Stanford, for his part, said he didn't even know the guy. "I sometimes think when he says he likes ours better, maybe he's trying to hurt us," he said.

New Approach eventually scrapped the disputed petition and filed a new, nearly identical proposal, Initiative Petition 53, which escaped McNichols' attention. IP53 currently has 100,000 signatures, potentially enough to make the November ballot.

And CRRH? It's still scrambling to collect tens of thousands of signatures by the July 3 filing deadline.

It's also not being helped by the current labor dispute. On June 5, CRRH announced to staffers it didn't have the money for their paychecks. The campaign was waiting on its own check from a fat cat contributor.

The funds were in hand by June 9, but by then a handful of canvassers had decided they'd had enough. Citing an incident in May in which several checks bounced, the workers formed a union, and scrawled out a list of demands, including $15 an hour, paid overtime, which the campaign says it's now providing. The list also included things like sensitivity training and free medical marijuana for workers who are also patients.
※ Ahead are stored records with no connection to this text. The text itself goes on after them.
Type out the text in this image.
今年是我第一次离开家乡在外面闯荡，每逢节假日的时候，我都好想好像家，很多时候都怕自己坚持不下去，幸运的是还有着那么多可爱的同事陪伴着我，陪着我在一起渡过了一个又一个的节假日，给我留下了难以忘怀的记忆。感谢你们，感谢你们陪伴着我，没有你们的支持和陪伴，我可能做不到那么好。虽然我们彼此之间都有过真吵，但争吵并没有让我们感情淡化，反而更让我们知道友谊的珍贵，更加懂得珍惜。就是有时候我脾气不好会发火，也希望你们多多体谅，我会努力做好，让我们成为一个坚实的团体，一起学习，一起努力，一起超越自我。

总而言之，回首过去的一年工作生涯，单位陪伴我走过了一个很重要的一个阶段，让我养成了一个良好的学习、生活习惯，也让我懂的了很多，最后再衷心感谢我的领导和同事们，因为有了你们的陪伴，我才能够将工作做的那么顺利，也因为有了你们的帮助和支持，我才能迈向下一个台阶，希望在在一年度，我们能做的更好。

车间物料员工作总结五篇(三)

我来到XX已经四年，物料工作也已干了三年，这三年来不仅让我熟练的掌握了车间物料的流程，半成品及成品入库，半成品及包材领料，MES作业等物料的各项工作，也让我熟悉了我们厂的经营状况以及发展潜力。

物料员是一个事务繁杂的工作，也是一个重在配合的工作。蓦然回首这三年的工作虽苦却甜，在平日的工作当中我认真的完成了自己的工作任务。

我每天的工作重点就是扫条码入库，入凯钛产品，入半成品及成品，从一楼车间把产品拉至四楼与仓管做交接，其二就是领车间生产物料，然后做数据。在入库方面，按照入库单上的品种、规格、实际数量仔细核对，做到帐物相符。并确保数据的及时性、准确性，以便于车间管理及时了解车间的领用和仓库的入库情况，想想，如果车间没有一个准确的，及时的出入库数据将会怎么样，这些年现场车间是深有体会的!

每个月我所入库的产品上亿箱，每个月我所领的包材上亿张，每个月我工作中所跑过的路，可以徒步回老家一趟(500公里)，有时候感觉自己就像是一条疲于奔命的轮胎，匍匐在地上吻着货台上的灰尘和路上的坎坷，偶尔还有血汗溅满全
With the filing deadline looming, the striking workers have staged repeated protests and tried to convert working CRRH canvassers.

"We're trying to run [canvasser] trainings and we're hearing all this stuff outside," says CRRH communications director Townsell as protesters chanted in front of campaign headquarters on June 16. "How would you feel if it was your first day? It's very disruptive."